I have to say that I have been encouraged by the huge support, again from across the political divide, on hearing about my campaign to introduce dying with dignity laws in the federal parliament. There has been a tremendous response to it. In fact, Alannah MacTiernan has indicated that she wants to co-support any legislation that ensures people have access to that choice. On the issue of medicinal cannabis, Sharman Stone and Melissa Parke, who co-convene the group which I am involved with to help bring Lucy Haslam to the parliament, have indicated that they want to work with us to get this reform through. They want to look beyond the partisan blinkers that so often blind us to the opportunities that we have here to do good things for people who are dying, who are sick and who are suffering. It is our responsibility to do that job.

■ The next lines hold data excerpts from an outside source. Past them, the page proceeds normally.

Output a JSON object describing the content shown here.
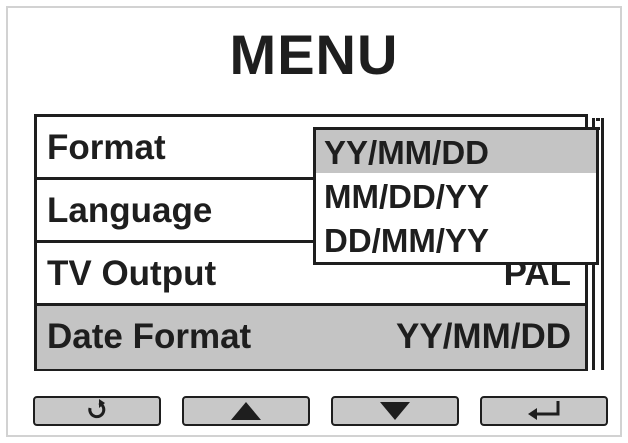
{
  "screen": {
    "title": "MENU"
  },
  "menu": {
    "items": [
      {
        "label": "Format",
        "value": ""
      },
      {
        "label": "Language",
        "value": ""
      },
      {
        "label": "TV Output",
        "value": "PAL"
      },
      {
        "label": "Date Format",
        "value": "YY/MM/DD",
        "selected": true
      }
    ]
  },
  "dropdown": {
    "options": [
      "YY/MM/DD",
      "MM/DD/YY",
      "DD/MM/YY"
    ],
    "highlighted": "YY/MM/DD"
  },
  "buttons": [
    {
      "icon": "rotate-back-icon"
    },
    {
      "icon": "up-arrow-icon"
    },
    {
      "icon": "down-arrow-icon"
    },
    {
      "icon": "enter-return-icon"
    }
  ],
  "colors": {
    "text": "#1e1e1e",
    "selection": "#c4c4c4",
    "button_fill": "#c8c8c8",
    "frame": "#d2d2d2"
  }
}
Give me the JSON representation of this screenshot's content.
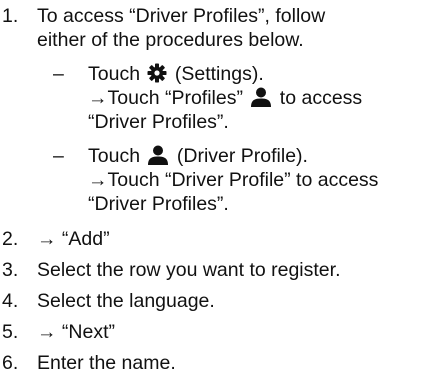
{
  "steps": [
    {
      "number": "1.",
      "lines": [
        "To access “Driver Profiles”, follow",
        "either of the procedures below."
      ],
      "substeps": [
        {
          "dash": "–",
          "line1_pre": "Touch ",
          "line1_post": " (Settings).",
          "line1_icon": "gear-icon",
          "line2_pre": "→Touch “Profiles” ",
          "line2_post": " to access",
          "line2_icon": "person-icon",
          "line3": "“Driver Profiles”."
        },
        {
          "dash": "–",
          "line1_pre": "Touch ",
          "line1_post": " (Driver Profile).",
          "line1_icon": "person-icon",
          "line2": "→Touch “Driver Profile” to access",
          "line3": "“Driver Profiles”."
        }
      ]
    },
    {
      "number": "2.",
      "text": "→ “Add”"
    },
    {
      "number": "3.",
      "text": "Select the row you want to register."
    },
    {
      "number": "4.",
      "text": "Select the language."
    },
    {
      "number": "5.",
      "text": "→ “Next”"
    },
    {
      "number": "6.",
      "text": "Enter the name."
    }
  ]
}
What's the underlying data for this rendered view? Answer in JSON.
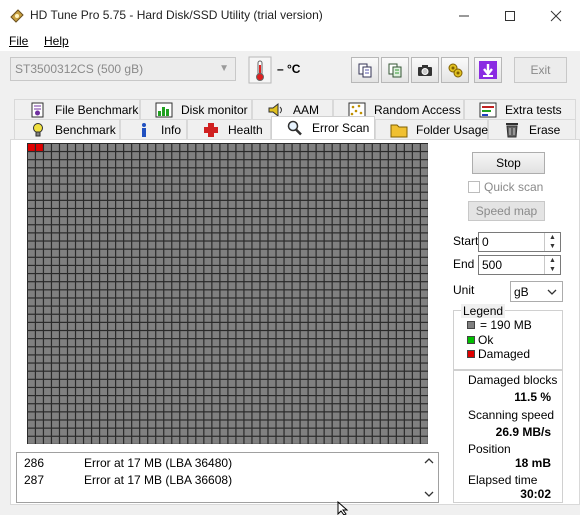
{
  "window": {
    "title": "HD Tune Pro 5.75 - Hard Disk/SSD Utility (trial version)"
  },
  "menu": {
    "file": "File",
    "help": "Help"
  },
  "toolbar": {
    "drive": "ST3500312CS (500 gB)",
    "temperature": "– °C",
    "exit_label": "Exit"
  },
  "tabs_row1": [
    {
      "label": "File Benchmark",
      "icon": "file-benchmark-icon"
    },
    {
      "label": "Disk monitor",
      "icon": "disk-monitor-icon"
    },
    {
      "label": "AAM",
      "icon": "speaker-icon"
    },
    {
      "label": "Random Access",
      "icon": "random-access-icon"
    },
    {
      "label": "Extra tests",
      "icon": "extra-tests-icon"
    }
  ],
  "tabs_row2": [
    {
      "label": "Benchmark",
      "icon": "benchmark-icon"
    },
    {
      "label": "Info",
      "icon": "info-icon"
    },
    {
      "label": "Health",
      "icon": "health-icon"
    },
    {
      "label": "Error Scan",
      "icon": "magnifier-icon",
      "active": true
    },
    {
      "label": "Folder Usage",
      "icon": "folder-icon"
    },
    {
      "label": "Erase",
      "icon": "trash-icon"
    }
  ],
  "scan": {
    "grid_columns": 50,
    "grid_rows": 37,
    "damaged_blocks": [
      0,
      1
    ],
    "colors": {
      "ok": "#00c000",
      "damaged": "#e00000",
      "untested": "#808080"
    }
  },
  "log": [
    {
      "index": "286",
      "message": "Error at 17 MB (LBA 36480)"
    },
    {
      "index": "287",
      "message": "Error at 17 MB (LBA 36608)"
    }
  ],
  "controls": {
    "stop_label": "Stop",
    "quick_scan_label": "Quick scan",
    "speed_map_label": "Speed map",
    "start_label": "Start",
    "start_value": "0",
    "end_label": "End",
    "end_value": "500",
    "unit_label": "Unit",
    "unit_value": "gB"
  },
  "legend": {
    "title": "Legend",
    "block": "= 190 MB",
    "ok": "Ok",
    "damaged": "Damaged"
  },
  "stats": {
    "damaged_label": "Damaged blocks",
    "damaged_value": "11.5 %",
    "speed_label": "Scanning speed",
    "speed_value": "26.9 MB/s",
    "position_label": "Position",
    "position_value": "18 mB",
    "elapsed_label": "Elapsed time",
    "elapsed_value": "30:02"
  }
}
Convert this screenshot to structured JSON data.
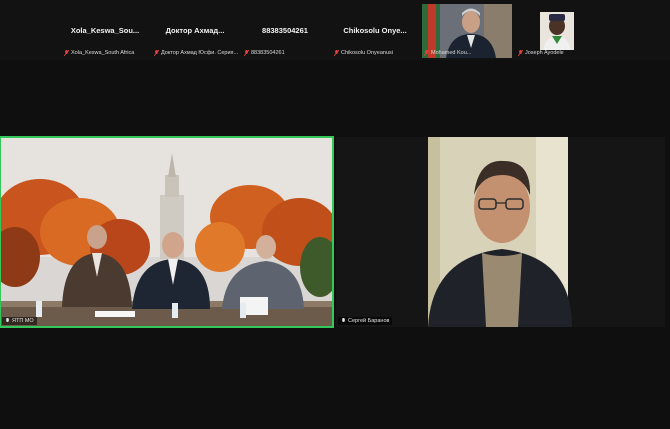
{
  "participants_strip": [
    {
      "name": "Xola_Keswa_Sou...",
      "label": "Xola_Keswa_South Africa",
      "muted": true
    },
    {
      "name": "Доктор Ахмад...",
      "label": "Доктор Ахмад Юсфи. Серия...",
      "muted": true
    },
    {
      "name": "88383504261",
      "label": "88383504261",
      "muted": true
    },
    {
      "name": "Chikosolu Onye...",
      "label": "Chikosolu Onyeanusi",
      "muted": true
    },
    {
      "name": "",
      "label": "Mohamed Kou...",
      "muted": true,
      "video": true
    },
    {
      "name": "",
      "label": "Joseph Ayodele",
      "muted": true,
      "video": true
    }
  ],
  "main_videos": [
    {
      "label": "ЯТП МО",
      "active_speaker": true
    },
    {
      "label": "Сергей Баранов",
      "active_speaker": false
    }
  ],
  "colors": {
    "background": "#0f0f0f",
    "speaker_border": "#34c759",
    "muted_icon": "#e0443e"
  }
}
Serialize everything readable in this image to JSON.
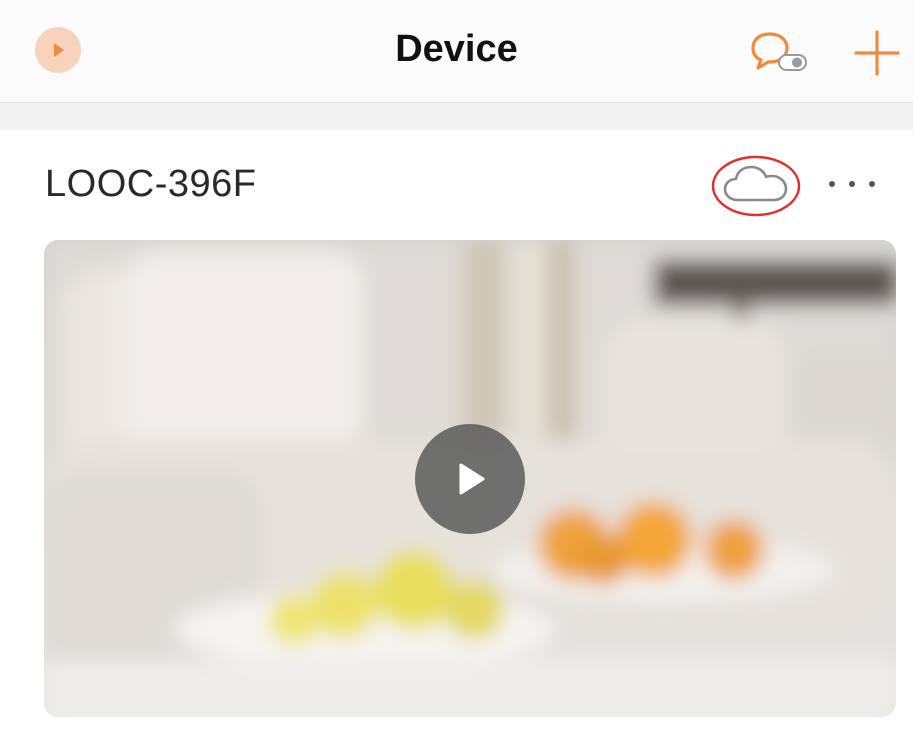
{
  "header": {
    "title": "Device",
    "left_icon": "play-circle-icon",
    "chat_icon": "chat-toggle-icon",
    "add_icon": "plus-icon"
  },
  "device": {
    "name": "LOOC-396F",
    "cloud_icon": "cloud-icon",
    "more_icon": "more-dots-icon",
    "preview_play_icon": "play-icon"
  },
  "colors": {
    "accent": "#f08a3c",
    "title_text": "#111111",
    "highlight_ring": "#e0302b",
    "cloud_stroke": "#8a8a8a"
  }
}
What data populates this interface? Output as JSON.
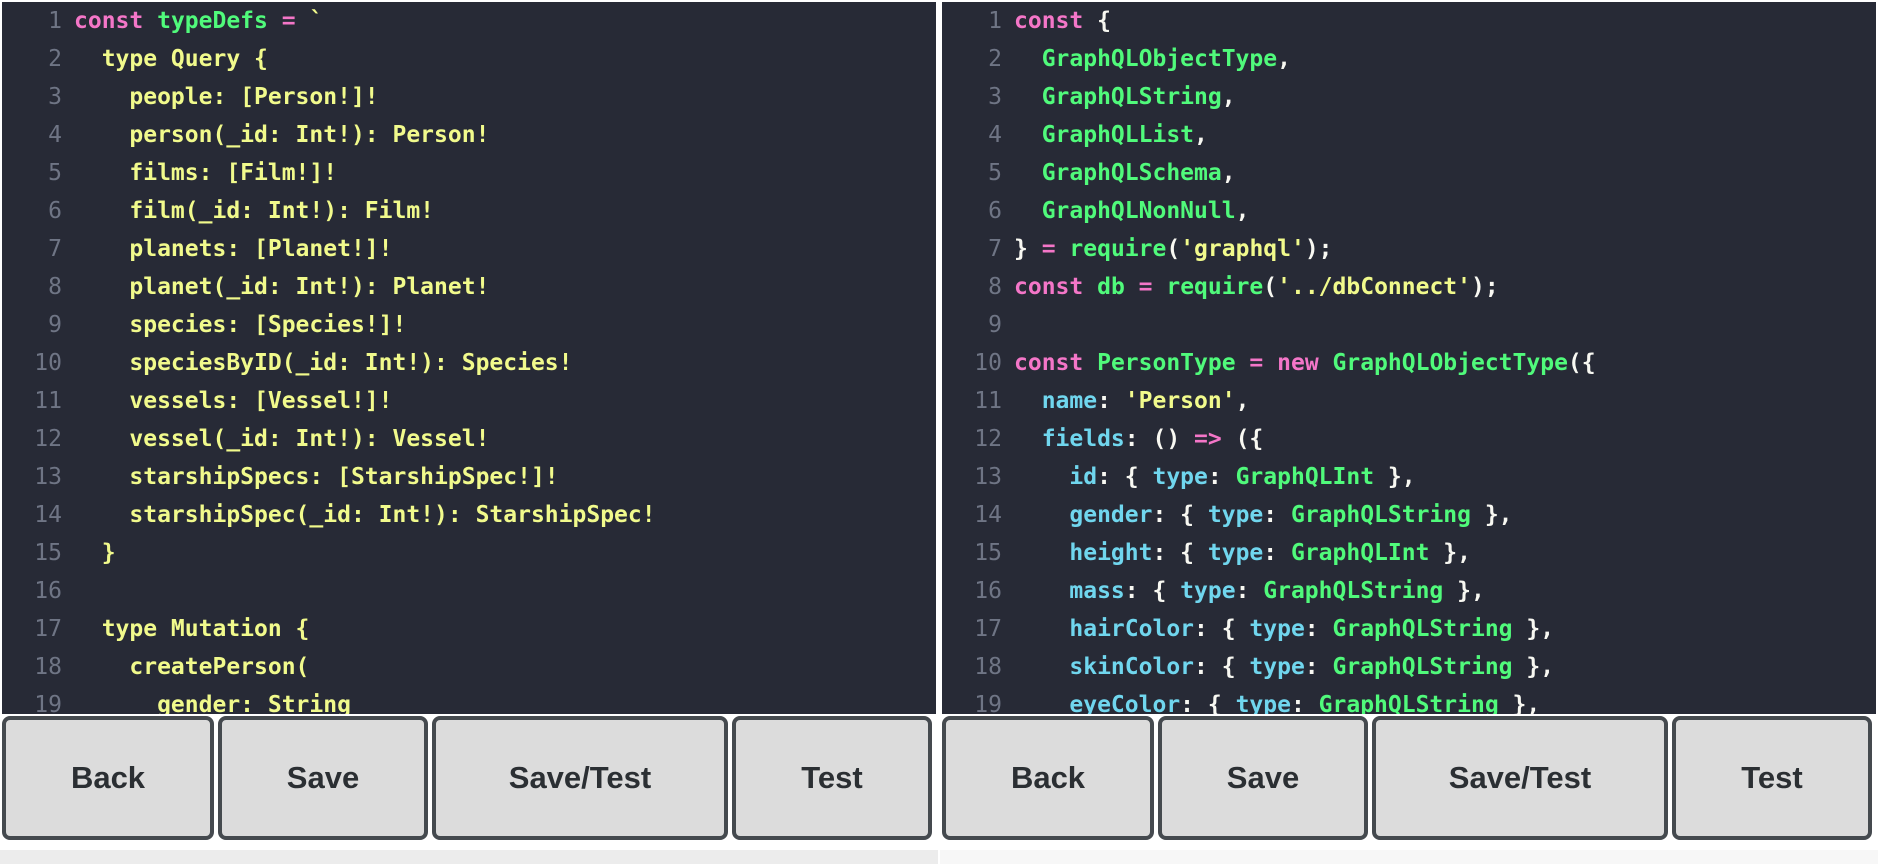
{
  "left_editor": {
    "lines": [
      {
        "n": "1",
        "tokens": [
          {
            "t": "const ",
            "c": "k"
          },
          {
            "t": "typeDefs",
            "c": "f"
          },
          {
            "t": " = ",
            "c": "k"
          },
          {
            "t": "`",
            "c": "y"
          }
        ]
      },
      {
        "n": "2",
        "tokens": [
          {
            "t": "  type Query {",
            "c": "y"
          }
        ]
      },
      {
        "n": "3",
        "tokens": [
          {
            "t": "    people: [Person!]!",
            "c": "y"
          }
        ]
      },
      {
        "n": "4",
        "tokens": [
          {
            "t": "    person(_id: Int!): Person!",
            "c": "y"
          }
        ]
      },
      {
        "n": "5",
        "tokens": [
          {
            "t": "    films: [Film!]!",
            "c": "y"
          }
        ]
      },
      {
        "n": "6",
        "tokens": [
          {
            "t": "    film(_id: Int!): Film!",
            "c": "y"
          }
        ]
      },
      {
        "n": "7",
        "tokens": [
          {
            "t": "    planets: [Planet!]!",
            "c": "y"
          }
        ]
      },
      {
        "n": "8",
        "tokens": [
          {
            "t": "    planet(_id: Int!): Planet!",
            "c": "y"
          }
        ]
      },
      {
        "n": "9",
        "tokens": [
          {
            "t": "    species: [Species!]!",
            "c": "y"
          }
        ]
      },
      {
        "n": "10",
        "tokens": [
          {
            "t": "    speciesByID(_id: Int!): Species!",
            "c": "y"
          }
        ]
      },
      {
        "n": "11",
        "tokens": [
          {
            "t": "    vessels: [Vessel!]!",
            "c": "y"
          }
        ]
      },
      {
        "n": "12",
        "tokens": [
          {
            "t": "    vessel(_id: Int!): Vessel!",
            "c": "y"
          }
        ]
      },
      {
        "n": "13",
        "tokens": [
          {
            "t": "    starshipSpecs: [StarshipSpec!]!",
            "c": "y"
          }
        ]
      },
      {
        "n": "14",
        "tokens": [
          {
            "t": "    starshipSpec(_id: Int!): StarshipSpec!",
            "c": "y"
          }
        ]
      },
      {
        "n": "15",
        "tokens": [
          {
            "t": "  }",
            "c": "y"
          }
        ]
      },
      {
        "n": "16",
        "tokens": []
      },
      {
        "n": "17",
        "tokens": [
          {
            "t": "  type Mutation {",
            "c": "y"
          }
        ]
      },
      {
        "n": "18",
        "tokens": [
          {
            "t": "    createPerson(",
            "c": "y"
          }
        ]
      },
      {
        "n": "19",
        "tokens": [
          {
            "t": "      gender: String",
            "c": "y"
          }
        ]
      }
    ]
  },
  "right_editor": {
    "lines": [
      {
        "n": "1",
        "tokens": [
          {
            "t": "const ",
            "c": "k"
          },
          {
            "t": "{",
            "c": "w"
          }
        ]
      },
      {
        "n": "2",
        "tokens": [
          {
            "t": "  GraphQLObjectType",
            "c": "f"
          },
          {
            "t": ",",
            "c": "w"
          }
        ]
      },
      {
        "n": "3",
        "tokens": [
          {
            "t": "  GraphQLString",
            "c": "f"
          },
          {
            "t": ",",
            "c": "w"
          }
        ]
      },
      {
        "n": "4",
        "tokens": [
          {
            "t": "  GraphQLList",
            "c": "f"
          },
          {
            "t": ",",
            "c": "w"
          }
        ]
      },
      {
        "n": "5",
        "tokens": [
          {
            "t": "  GraphQLSchema",
            "c": "f"
          },
          {
            "t": ",",
            "c": "w"
          }
        ]
      },
      {
        "n": "6",
        "tokens": [
          {
            "t": "  GraphQLNonNull",
            "c": "f"
          },
          {
            "t": ",",
            "c": "w"
          }
        ]
      },
      {
        "n": "7",
        "tokens": [
          {
            "t": "} ",
            "c": "w"
          },
          {
            "t": "= ",
            "c": "k"
          },
          {
            "t": "require",
            "c": "f"
          },
          {
            "t": "(",
            "c": "w"
          },
          {
            "t": "'graphql'",
            "c": "y"
          },
          {
            "t": ");",
            "c": "w"
          }
        ]
      },
      {
        "n": "8",
        "tokens": [
          {
            "t": "const ",
            "c": "k"
          },
          {
            "t": "db",
            "c": "f"
          },
          {
            "t": " = ",
            "c": "k"
          },
          {
            "t": "require",
            "c": "f"
          },
          {
            "t": "(",
            "c": "w"
          },
          {
            "t": "'../dbConnect'",
            "c": "y"
          },
          {
            "t": ");",
            "c": "w"
          }
        ]
      },
      {
        "n": "9",
        "tokens": []
      },
      {
        "n": "10",
        "tokens": [
          {
            "t": "const ",
            "c": "k"
          },
          {
            "t": "PersonType",
            "c": "f"
          },
          {
            "t": " = ",
            "c": "k"
          },
          {
            "t": "new ",
            "c": "k"
          },
          {
            "t": "GraphQLObjectType",
            "c": "f"
          },
          {
            "t": "({",
            "c": "w"
          }
        ]
      },
      {
        "n": "11",
        "tokens": [
          {
            "t": "  name",
            "c": "c"
          },
          {
            "t": ": ",
            "c": "w"
          },
          {
            "t": "'Person'",
            "c": "y"
          },
          {
            "t": ",",
            "c": "w"
          }
        ]
      },
      {
        "n": "12",
        "tokens": [
          {
            "t": "  fields",
            "c": "c"
          },
          {
            "t": ": () ",
            "c": "w"
          },
          {
            "t": "=>",
            "c": "k"
          },
          {
            "t": " ({",
            "c": "w"
          }
        ]
      },
      {
        "n": "13",
        "tokens": [
          {
            "t": "    id",
            "c": "c"
          },
          {
            "t": ": { ",
            "c": "w"
          },
          {
            "t": "type",
            "c": "c"
          },
          {
            "t": ": ",
            "c": "w"
          },
          {
            "t": "GraphQLInt",
            "c": "f"
          },
          {
            "t": " },",
            "c": "w"
          }
        ]
      },
      {
        "n": "14",
        "tokens": [
          {
            "t": "    gender",
            "c": "c"
          },
          {
            "t": ": { ",
            "c": "w"
          },
          {
            "t": "type",
            "c": "c"
          },
          {
            "t": ": ",
            "c": "w"
          },
          {
            "t": "GraphQLString",
            "c": "f"
          },
          {
            "t": " },",
            "c": "w"
          }
        ]
      },
      {
        "n": "15",
        "tokens": [
          {
            "t": "    height",
            "c": "c"
          },
          {
            "t": ": { ",
            "c": "w"
          },
          {
            "t": "type",
            "c": "c"
          },
          {
            "t": ": ",
            "c": "w"
          },
          {
            "t": "GraphQLInt",
            "c": "f"
          },
          {
            "t": " },",
            "c": "w"
          }
        ]
      },
      {
        "n": "16",
        "tokens": [
          {
            "t": "    mass",
            "c": "c"
          },
          {
            "t": ": { ",
            "c": "w"
          },
          {
            "t": "type",
            "c": "c"
          },
          {
            "t": ": ",
            "c": "w"
          },
          {
            "t": "GraphQLString",
            "c": "f"
          },
          {
            "t": " },",
            "c": "w"
          }
        ]
      },
      {
        "n": "17",
        "tokens": [
          {
            "t": "    hairColor",
            "c": "c"
          },
          {
            "t": ": { ",
            "c": "w"
          },
          {
            "t": "type",
            "c": "c"
          },
          {
            "t": ": ",
            "c": "w"
          },
          {
            "t": "GraphQLString",
            "c": "f"
          },
          {
            "t": " },",
            "c": "w"
          }
        ]
      },
      {
        "n": "18",
        "tokens": [
          {
            "t": "    skinColor",
            "c": "c"
          },
          {
            "t": ": { ",
            "c": "w"
          },
          {
            "t": "type",
            "c": "c"
          },
          {
            "t": ": ",
            "c": "w"
          },
          {
            "t": "GraphQLString",
            "c": "f"
          },
          {
            "t": " },",
            "c": "w"
          }
        ]
      },
      {
        "n": "19",
        "tokens": [
          {
            "t": "    eyeColor",
            "c": "c"
          },
          {
            "t": ": { ",
            "c": "w"
          },
          {
            "t": "type",
            "c": "c"
          },
          {
            "t": ": ",
            "c": "w"
          },
          {
            "t": "GraphQLString",
            "c": "f"
          },
          {
            "t": " },",
            "c": "w"
          }
        ]
      }
    ]
  },
  "left_toolbar": {
    "back_label": "Back",
    "save_label": "Save",
    "save_test_label": "Save/Test",
    "test_label": "Test"
  },
  "right_toolbar": {
    "back_label": "Back",
    "save_label": "Save",
    "save_test_label": "Save/Test",
    "test_label": "Test"
  },
  "colors": {
    "editor_bg": "#272a36",
    "keyword": "#f476c8",
    "function": "#50fa7b",
    "string": "#f1fa8c",
    "property": "#70d6ee",
    "punctuation": "#f8f8f2",
    "button_bg": "#dcdcdc",
    "button_border": "#454a4f"
  }
}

Ultimately, I am optimistic. I am optimistic because of the support we have already received and I am optimistic because, even though there are barriers, there is one thing with both of these issues that politicians cannot ignore, and that is that they have overwhelming public support. One thing that politicians in this place do is listen to community sentiment. When that voice becomes so overwhelming, so loud and so strong, politicians cannot ignore it. Those voices are growing. They are becoming louder. They now have access to this place and, ultimately, we owe a duty to listen to them.